Mention `SkyKeyComputeState` in `CODEBASE.md`. PiperOrigin-RevId: 419868323
diff --git a/CODEBASE.md b/CODEBASE.md index 9cbee1d..6f9a2ba 100644 --- a/CODEBASE.md +++ b/CODEBASE.md
@@ -379,7 +379,14 @@ A consequence of this is that if not all dependencies are available in (3), the function needs to be completely restarted and thus computation needs to be -re-done. This is obviously inefficient. We work around this in a number of ways: +re-done, which is obviously inefficient. `SkyFunction.Environment.getState()` +lets us directly work around this issue by having Skyframe maintain the +`SkyKeyComputeState` instance between calls to `SkyFunction.compute` for the +same `SkyKey`. Check out the example in the javadoc for +`SkyFunction.Environment.getState()`, as well as real usages in the Bazel +codebase. + +Other indirect workarounds: 1. Declaring dependencies of `SkyFunction`s in groups so that if a function has, say, 10 dependencies, it only needs to restart once instead of ten @@ -387,12 +394,8 @@ 2. Splitting `SkyFunction`s so that one function does not need to be restarted many times.
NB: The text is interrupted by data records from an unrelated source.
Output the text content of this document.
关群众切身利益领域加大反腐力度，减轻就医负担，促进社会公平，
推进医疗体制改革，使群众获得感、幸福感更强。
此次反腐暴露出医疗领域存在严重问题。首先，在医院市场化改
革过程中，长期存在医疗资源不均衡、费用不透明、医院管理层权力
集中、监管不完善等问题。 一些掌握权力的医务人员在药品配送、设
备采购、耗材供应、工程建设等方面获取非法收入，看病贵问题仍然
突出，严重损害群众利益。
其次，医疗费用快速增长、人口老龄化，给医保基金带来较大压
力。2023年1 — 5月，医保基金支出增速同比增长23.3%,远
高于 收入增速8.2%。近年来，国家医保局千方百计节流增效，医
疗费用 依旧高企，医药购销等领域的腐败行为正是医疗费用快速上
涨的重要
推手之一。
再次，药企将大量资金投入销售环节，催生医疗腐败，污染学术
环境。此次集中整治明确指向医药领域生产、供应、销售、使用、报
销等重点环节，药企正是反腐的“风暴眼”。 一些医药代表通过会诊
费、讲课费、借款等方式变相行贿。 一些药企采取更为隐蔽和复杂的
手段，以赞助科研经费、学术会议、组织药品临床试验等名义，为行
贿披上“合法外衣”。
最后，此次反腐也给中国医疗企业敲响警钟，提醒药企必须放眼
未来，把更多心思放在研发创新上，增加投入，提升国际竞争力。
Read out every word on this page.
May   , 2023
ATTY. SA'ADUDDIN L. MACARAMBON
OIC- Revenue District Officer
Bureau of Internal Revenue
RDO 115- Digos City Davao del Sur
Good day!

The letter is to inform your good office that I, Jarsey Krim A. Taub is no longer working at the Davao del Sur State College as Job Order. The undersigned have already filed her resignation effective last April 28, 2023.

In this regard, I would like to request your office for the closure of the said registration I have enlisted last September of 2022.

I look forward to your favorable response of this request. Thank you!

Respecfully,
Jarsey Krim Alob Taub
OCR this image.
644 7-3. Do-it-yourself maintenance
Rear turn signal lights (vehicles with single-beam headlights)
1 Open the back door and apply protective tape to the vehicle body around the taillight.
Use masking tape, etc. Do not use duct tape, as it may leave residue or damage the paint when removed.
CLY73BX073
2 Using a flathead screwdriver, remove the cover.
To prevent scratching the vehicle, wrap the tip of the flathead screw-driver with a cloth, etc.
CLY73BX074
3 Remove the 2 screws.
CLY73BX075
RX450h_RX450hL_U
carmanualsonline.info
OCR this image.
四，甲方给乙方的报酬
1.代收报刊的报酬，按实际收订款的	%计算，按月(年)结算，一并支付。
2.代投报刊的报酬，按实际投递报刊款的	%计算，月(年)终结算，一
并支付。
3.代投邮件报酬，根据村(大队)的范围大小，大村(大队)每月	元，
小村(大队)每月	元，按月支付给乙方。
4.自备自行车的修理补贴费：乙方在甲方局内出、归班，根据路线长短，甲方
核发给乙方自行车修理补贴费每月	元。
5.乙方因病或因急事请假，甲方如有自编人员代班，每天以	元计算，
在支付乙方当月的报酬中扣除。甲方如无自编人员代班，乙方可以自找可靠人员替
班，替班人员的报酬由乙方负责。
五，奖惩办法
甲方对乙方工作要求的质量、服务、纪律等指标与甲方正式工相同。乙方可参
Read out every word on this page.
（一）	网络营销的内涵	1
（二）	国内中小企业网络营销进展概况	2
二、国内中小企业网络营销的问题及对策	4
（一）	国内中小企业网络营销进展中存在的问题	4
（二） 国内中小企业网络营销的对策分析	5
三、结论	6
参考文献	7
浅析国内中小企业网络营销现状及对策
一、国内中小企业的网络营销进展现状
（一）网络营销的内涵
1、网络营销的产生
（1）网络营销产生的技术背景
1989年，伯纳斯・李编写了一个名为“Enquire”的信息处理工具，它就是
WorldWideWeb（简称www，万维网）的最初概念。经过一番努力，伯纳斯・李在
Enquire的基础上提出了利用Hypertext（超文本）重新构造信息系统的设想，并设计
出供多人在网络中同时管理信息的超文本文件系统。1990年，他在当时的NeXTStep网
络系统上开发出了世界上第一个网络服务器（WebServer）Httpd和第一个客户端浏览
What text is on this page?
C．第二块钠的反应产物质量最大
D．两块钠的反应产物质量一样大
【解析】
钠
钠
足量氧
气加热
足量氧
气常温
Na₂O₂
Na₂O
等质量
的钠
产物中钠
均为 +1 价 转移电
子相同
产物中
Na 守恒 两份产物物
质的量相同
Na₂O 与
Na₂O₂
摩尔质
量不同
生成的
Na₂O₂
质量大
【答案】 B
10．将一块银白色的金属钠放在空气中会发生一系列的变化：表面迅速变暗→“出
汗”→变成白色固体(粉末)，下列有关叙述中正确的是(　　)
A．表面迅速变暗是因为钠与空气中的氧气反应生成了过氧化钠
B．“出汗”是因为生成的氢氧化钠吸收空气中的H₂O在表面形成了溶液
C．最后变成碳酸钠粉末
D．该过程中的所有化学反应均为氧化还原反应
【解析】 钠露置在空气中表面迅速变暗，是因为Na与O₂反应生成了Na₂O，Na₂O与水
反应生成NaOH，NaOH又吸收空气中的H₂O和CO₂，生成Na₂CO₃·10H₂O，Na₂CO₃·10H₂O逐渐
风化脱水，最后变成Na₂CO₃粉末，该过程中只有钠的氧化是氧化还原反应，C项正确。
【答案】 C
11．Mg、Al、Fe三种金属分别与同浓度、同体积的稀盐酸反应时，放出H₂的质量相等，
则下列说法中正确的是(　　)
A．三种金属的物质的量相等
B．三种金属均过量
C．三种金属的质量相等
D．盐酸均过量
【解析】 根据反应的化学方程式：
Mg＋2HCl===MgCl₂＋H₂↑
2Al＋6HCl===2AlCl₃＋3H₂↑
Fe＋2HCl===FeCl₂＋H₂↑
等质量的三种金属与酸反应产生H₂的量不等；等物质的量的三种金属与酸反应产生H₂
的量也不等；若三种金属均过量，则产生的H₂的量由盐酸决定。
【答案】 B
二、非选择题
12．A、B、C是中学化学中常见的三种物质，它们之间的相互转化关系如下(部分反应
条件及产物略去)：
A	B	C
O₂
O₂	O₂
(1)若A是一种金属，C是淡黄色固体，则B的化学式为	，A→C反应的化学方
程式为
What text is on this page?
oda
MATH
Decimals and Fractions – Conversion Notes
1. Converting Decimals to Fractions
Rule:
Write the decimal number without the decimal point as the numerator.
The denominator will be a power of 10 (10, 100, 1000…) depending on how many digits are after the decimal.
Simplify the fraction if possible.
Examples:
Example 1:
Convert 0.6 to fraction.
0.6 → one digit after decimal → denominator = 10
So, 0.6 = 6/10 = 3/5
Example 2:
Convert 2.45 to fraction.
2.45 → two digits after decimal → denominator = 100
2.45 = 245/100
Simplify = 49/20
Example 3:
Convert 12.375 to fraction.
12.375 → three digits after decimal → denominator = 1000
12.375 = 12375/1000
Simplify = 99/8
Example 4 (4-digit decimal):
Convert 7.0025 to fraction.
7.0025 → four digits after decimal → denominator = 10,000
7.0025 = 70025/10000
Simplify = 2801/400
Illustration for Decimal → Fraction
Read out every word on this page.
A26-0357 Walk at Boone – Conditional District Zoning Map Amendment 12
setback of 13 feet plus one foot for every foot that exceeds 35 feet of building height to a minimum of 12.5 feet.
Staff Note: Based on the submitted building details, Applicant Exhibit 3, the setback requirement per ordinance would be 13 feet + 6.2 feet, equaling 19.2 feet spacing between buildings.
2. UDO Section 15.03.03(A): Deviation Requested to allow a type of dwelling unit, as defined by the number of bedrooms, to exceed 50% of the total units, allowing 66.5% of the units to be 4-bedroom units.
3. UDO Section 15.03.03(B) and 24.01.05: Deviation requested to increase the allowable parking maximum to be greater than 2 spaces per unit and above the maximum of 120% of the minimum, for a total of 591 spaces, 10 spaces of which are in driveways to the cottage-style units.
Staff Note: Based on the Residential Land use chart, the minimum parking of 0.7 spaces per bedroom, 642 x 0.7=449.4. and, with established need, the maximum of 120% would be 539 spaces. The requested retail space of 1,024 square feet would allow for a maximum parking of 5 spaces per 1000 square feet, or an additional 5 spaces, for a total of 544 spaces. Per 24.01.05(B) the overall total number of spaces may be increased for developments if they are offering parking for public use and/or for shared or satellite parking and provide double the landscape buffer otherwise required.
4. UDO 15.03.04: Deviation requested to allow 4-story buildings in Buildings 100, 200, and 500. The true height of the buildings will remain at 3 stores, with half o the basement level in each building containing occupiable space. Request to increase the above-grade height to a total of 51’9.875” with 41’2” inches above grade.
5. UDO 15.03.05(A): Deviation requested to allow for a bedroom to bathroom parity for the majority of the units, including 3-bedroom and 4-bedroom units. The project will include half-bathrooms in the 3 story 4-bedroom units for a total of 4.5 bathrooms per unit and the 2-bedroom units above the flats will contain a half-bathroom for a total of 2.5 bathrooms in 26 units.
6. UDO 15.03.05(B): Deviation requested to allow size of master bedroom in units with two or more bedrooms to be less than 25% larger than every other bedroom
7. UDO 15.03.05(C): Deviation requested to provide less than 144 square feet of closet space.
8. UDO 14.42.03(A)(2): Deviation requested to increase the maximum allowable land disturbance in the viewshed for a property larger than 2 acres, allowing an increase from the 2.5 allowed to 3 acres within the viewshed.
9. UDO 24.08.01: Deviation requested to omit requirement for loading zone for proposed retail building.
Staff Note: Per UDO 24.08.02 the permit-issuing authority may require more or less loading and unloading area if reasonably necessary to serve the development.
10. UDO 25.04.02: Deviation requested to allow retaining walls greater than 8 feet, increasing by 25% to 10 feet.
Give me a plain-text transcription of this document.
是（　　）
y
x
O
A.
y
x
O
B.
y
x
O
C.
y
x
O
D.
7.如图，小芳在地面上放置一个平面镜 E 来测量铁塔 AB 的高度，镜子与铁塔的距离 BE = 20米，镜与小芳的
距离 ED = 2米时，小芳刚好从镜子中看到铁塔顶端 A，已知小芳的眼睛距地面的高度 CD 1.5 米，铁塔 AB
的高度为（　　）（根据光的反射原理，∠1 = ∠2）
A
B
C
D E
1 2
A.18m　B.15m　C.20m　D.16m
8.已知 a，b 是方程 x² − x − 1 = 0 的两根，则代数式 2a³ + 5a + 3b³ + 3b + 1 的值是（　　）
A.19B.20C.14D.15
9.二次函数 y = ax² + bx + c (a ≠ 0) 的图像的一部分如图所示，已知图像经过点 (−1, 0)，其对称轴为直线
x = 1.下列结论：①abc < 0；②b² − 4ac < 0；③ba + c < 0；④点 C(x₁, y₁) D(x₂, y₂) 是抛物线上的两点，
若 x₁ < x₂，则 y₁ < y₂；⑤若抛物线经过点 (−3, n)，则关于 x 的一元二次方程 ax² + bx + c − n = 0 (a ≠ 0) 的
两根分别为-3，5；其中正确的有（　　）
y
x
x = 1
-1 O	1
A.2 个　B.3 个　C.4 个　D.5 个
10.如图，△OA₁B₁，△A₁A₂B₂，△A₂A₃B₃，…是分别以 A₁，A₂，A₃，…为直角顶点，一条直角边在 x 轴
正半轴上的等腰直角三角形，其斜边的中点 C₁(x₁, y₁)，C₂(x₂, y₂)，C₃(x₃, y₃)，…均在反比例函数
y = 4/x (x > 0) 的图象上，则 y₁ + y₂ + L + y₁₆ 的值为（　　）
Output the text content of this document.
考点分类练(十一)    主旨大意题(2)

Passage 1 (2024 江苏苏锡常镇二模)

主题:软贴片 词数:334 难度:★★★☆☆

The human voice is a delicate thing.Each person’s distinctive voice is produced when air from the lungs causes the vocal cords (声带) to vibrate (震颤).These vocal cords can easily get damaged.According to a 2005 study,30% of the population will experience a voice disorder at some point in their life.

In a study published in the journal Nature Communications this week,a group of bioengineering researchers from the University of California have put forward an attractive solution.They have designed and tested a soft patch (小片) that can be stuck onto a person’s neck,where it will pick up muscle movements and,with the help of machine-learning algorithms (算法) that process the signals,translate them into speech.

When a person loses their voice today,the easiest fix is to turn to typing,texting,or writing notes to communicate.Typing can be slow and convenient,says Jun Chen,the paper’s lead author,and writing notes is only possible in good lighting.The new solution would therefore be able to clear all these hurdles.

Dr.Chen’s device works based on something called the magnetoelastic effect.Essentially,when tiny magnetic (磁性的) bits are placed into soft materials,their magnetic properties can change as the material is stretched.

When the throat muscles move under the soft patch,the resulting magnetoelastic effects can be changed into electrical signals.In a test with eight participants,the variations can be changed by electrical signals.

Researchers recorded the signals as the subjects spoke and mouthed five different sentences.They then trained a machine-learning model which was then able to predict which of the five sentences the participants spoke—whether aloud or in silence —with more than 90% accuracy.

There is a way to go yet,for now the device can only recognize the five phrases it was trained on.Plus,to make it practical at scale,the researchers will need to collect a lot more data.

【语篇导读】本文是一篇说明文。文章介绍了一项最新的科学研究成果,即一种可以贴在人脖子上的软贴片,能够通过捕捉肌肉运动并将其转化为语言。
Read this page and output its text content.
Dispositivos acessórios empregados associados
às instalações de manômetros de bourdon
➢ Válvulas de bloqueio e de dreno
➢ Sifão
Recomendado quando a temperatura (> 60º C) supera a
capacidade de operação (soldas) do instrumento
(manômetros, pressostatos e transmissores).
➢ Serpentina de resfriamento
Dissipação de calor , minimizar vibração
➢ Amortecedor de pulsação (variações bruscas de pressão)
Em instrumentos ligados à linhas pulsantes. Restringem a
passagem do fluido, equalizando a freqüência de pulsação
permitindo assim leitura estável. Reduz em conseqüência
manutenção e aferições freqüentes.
This has the side effect of interning data into Skyframe that may be internal to the `SkyFunction`, thus increasing memory use. -3. Using caches "behind the back of Skyframe" to keep state (e.g. the state of - actions being executed in `ActionExecutionFunction.stateMap` . In the - extreme, this ends up resulting in writing code in continuation-passing - style (e.g. action execution), which does not help readability. -Of course, these are all just workarounds for the limitations of Skyframe, which +These are all just workarounds for the limitations of Skyframe, which is mostly a consequence of the fact that Java doesn't support lightweight threads and that we routinely have hundreds of thousands of in-flight Skyframe nodes.